We can actually look back to the Zondo Commission to ground the problem even further. The Zondo Commission, somewhat tritely, is the judicial inquiry into state capture, corruption and fraud in South Africa’s public sector. Fundamentally, judicial inquiries are meant to be about truth and publicity. But how do people extract the truth from 1 petabyte of data and 8,655,530 pages of documentary evidence? Is publication enough to equate to publicity?

OpenUp believes data is a fundamental tool for exposing truth in opaque environments. One solution with swathes of documents is, of course, to digitise them - and to just digitise them ourselves. The problem with PDF documents of course, is that they are not ordinarily machine readable, and they need to pass through “optical character recognition” (OCR) to be translated from images into encoded text. GoogleDrive actually has a fair version of this freely available if you upload a PDF to your drive and the “open with” Google Docs (although most times it…won’t be pretty). But there are also more refined open-source tools for doing this too. In our Open Courts project (you can read about some of our previous exploits in trying to open judicial material here) we have been uploading the Zondo Commission documentation and transcripts on to an Aleph instance - Aleph was originally designed for investigative journalists, but basically what it allows you to do is take large volumes of PDFs and other image files (ie it can take large volumes of both structured and unstructured data) and makes them easily searchable, allowing different "entity extraction" showing relationships between datasets. You can learn a bit more of their processes through their documentation here.

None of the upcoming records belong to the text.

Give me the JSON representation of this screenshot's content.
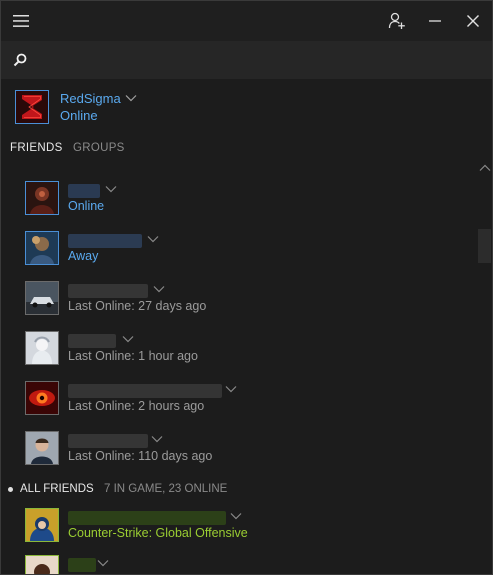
{
  "titlebar": {
    "menu_icon": "hamburger-icon",
    "add_friend_icon": "add-friend-icon",
    "minimize_icon": "minimize-icon",
    "close_icon": "close-icon"
  },
  "search": {
    "value": "",
    "placeholder": "",
    "icon": "search-icon"
  },
  "me": {
    "name": "RedSigma",
    "status": "Online"
  },
  "tabs": [
    {
      "label": "FRIENDS",
      "active": true
    },
    {
      "label": "GROUPS",
      "active": false
    }
  ],
  "friends": [
    {
      "status": "Online",
      "state": "online"
    },
    {
      "status": "Away",
      "state": "online"
    },
    {
      "status": "Last Online: 27 days ago",
      "state": "offline"
    },
    {
      "status": "Last Online: 1 hour ago",
      "state": "offline"
    },
    {
      "status": "Last Online: 2 hours ago",
      "state": "offline"
    },
    {
      "status": "Last Online: 110 days ago",
      "state": "offline"
    }
  ],
  "all_friends": {
    "title": "ALL FRIENDS",
    "counts": "7 IN GAME, 23 ONLINE",
    "items": [
      {
        "status": "Counter-Strike: Global Offensive",
        "state": "ingame"
      },
      {
        "status": "",
        "state": "ingame"
      }
    ]
  },
  "colors": {
    "online": "#5aa9ee",
    "offline": "#9b9b9b",
    "ingame": "#9acd32",
    "background": "#1c1c1c"
  }
}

OpenUp is still experimenting to see what we can learn from this. The one utility we’ve already realised is something that would have helped me as a young Constitutional Clerk, manually indexing case bundles until midnight during the Thint/Zuma versus National Director of Public Prosecutions trial - we can potentially generate indexes for the entire documentary files, and transcribed transcripts, across a whole manner of different entities, creating what is essentially a simple map for orienting yourself in the labyrinth of state capture documents. These indexes will be shared in the next project update. 

The point for now is simply this - publicity and simplicity are kissing cousins. Access to justice questions should not just be about access through the doors of the courts, but access - with clear signposts - through the documents (and data) that are meant to yield the truth. OpenUp is happy to report it is one step closer to achieving that clarity.